Thursday, November 27, 2014

Pungo Pots

One of our favorite anchorages on the ICW is after the Pungo River on the South end at STM 127.4. We were there on our first trip south from NY. It’s a quiet spot with relatively deep water and room for many boats. It’s not the most protected spot but if it’s not blowing stink it’s OK. We like it because it’s quiet. There may be a few yahoos shooting the bark off of trees and the occasional dog barking but for the most part it’s just you and the fish.

After our adventure with “Snakes on a Chain” at the north end of the river, Deb was determined not to anchor there again so we were pretty excited to pull off the waterway and spend a peaceful night in a favored spot. We came out of the river and glanced to the north towards our refuge. Pots! Crab Pots! Hundreds of crab pots littered the area as far as the eye could see. Our hearts sank and for once I was the calm one while Deb swore like a sailor. It was late in the day and we were tired. We had motored to  the point where we would turn into the anchorage and I said, “Let’s go in and look around.” Deb said, “It’s full of F@#&ing pots!! They are everywhere!” You wouldn't believe the field of pots we saw. We were ready to give up and just find a spot off channel for the night but I thought why not give it a shot.

We bobbed. We weaved. We worked our way toward a spot that looked good while watching the depth sounder. The target area showed promise. It looked full of pots but as we got closer a clear spot opened up for us right in the middle of a small cove surrounded by pine trees. Yes! We tucked in and dropped the hook in mud and settled in for the night. What are the odds that the very spot that was most protected was empty of pots?

After a night with dead bugs staining the deck and motoring in fog, this was a pleasant ending to a long day. I slept like a teenager after his first pot party and snack run.

It’s amazing how time on the water has reduced our anxiety over some things like crab pots. Well, for me anyway. When we first started out I was freaking out over all the damn pots everywhere. They used to drive me nuts because everywhere we wanted to anchor or sail there were pots to dodge. I know some of you folks reading at the time were like, chill dude!

I still want to avoid them and snagging one means I have to get in the water with a knife, which would probably lead to being in the water with blood. Being in the water with blood usually means you will have company. I like to swim alone thank you. 

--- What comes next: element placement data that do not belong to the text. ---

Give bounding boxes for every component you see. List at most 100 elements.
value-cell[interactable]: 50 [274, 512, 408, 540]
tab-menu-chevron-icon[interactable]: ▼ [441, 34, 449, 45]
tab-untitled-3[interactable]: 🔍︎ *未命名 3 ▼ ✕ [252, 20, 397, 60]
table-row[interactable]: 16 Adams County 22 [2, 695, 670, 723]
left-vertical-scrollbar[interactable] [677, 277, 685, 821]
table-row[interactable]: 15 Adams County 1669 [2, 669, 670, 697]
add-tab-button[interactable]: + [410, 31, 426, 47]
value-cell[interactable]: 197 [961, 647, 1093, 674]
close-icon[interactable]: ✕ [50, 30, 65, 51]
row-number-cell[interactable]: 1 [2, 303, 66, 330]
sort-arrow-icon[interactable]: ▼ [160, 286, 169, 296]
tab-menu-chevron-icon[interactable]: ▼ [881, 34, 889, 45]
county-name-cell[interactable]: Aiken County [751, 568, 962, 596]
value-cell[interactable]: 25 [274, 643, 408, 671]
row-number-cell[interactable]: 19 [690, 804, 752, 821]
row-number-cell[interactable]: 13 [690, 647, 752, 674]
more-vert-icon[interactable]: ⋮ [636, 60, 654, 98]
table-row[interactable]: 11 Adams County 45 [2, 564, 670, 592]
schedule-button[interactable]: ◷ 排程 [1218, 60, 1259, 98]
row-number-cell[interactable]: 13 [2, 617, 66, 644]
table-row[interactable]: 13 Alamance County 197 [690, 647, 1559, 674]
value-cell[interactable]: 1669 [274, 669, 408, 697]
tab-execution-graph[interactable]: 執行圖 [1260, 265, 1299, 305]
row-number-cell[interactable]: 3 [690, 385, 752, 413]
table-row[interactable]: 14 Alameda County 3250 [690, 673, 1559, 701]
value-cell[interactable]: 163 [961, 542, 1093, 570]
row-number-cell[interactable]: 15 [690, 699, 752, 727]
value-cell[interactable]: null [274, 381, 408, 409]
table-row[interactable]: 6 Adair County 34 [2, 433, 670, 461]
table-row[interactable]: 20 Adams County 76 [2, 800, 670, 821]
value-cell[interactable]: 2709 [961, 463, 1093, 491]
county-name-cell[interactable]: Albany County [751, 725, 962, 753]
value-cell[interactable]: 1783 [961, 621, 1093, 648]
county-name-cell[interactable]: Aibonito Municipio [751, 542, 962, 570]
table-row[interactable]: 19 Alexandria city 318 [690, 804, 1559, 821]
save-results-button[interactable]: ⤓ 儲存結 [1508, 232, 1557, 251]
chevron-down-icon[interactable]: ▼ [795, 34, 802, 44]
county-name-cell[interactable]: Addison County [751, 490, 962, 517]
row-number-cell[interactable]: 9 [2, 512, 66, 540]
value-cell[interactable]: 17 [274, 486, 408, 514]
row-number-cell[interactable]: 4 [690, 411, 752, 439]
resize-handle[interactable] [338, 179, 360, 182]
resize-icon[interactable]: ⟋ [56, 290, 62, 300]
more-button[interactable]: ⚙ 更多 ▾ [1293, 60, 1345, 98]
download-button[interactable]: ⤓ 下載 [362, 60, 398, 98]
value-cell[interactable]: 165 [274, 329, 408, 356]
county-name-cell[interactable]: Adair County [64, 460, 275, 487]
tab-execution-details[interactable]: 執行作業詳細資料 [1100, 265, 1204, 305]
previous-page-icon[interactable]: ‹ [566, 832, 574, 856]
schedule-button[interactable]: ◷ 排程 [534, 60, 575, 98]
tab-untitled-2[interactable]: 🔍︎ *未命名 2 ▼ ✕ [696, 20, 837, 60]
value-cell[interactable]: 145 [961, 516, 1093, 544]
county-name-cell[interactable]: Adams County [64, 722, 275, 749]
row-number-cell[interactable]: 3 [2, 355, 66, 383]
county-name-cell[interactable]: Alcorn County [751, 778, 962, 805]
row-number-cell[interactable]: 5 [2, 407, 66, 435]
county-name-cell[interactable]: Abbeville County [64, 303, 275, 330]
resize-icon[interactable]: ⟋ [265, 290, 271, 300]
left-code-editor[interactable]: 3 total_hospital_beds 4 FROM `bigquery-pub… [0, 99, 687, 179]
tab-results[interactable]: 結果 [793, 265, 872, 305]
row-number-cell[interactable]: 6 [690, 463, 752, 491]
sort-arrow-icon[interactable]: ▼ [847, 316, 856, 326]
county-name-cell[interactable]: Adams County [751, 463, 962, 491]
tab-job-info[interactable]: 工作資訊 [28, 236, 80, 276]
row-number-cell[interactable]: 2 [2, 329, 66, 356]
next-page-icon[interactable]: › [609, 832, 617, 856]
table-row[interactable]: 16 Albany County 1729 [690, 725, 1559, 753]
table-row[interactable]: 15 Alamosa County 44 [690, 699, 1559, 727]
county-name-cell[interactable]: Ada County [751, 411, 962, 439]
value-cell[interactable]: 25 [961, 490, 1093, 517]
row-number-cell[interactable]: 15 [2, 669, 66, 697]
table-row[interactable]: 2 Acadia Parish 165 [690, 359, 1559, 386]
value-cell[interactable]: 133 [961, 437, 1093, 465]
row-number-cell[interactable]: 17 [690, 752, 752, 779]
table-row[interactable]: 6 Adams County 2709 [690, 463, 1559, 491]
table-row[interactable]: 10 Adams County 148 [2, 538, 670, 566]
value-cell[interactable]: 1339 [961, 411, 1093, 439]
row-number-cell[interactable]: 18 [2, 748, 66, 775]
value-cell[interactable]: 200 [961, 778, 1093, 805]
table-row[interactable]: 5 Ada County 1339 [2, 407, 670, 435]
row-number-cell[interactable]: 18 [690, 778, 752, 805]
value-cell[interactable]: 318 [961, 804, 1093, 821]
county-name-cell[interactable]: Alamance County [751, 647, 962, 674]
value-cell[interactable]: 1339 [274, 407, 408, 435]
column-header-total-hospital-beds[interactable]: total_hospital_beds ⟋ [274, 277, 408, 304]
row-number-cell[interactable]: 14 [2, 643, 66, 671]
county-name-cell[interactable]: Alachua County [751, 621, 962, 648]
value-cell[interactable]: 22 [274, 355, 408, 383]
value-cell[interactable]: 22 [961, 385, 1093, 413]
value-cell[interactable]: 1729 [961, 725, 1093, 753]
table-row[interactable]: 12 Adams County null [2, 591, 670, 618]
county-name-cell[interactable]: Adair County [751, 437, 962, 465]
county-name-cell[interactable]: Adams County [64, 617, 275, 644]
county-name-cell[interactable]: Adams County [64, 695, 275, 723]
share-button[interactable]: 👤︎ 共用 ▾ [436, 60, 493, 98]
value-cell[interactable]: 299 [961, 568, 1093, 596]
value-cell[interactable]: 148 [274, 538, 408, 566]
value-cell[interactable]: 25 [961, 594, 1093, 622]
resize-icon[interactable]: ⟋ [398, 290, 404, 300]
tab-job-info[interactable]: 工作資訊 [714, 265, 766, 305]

Now I see pots as a sign of shallow water. They keep you honest on the ICW. There were a few times I was almost out of the channel on a turn, but the pots kept me in deep water. We have even anchored with pots all around us, which I really do not like but hey, we all have rights to the water. I remember one crabber getting all pissed off one morning because a sailboat next to us literally backed up over his marker. He was shouting some unintelligible nonsense about keeping the hell away from his pots. I couldn't help but laugh. I saluted him with my coffee mug. How’s it feel asshole. 

Recently in Florida I got all worked up about dodging a pot in mid channel. “Bastards can’t be laying pots here!!” Turns out I was avoiding a coconut.

Life out here sure is amusing and amazing. We continue to gain experience and learn something new with every day. We are now suffering anxiety over the upcoming crossing of the Gulf Stream. I'm sure we will over plan and lose sleep over it until we actually do it. Next year at this time we will be giving advice on how to, or how not to do it. Until then we have projects to complete and some quirky technical issues to solve. 


1 comment:

  1. No anxiety necessary. Just pick a good weather window and you'll be fine. Hopefully we can buddy boat.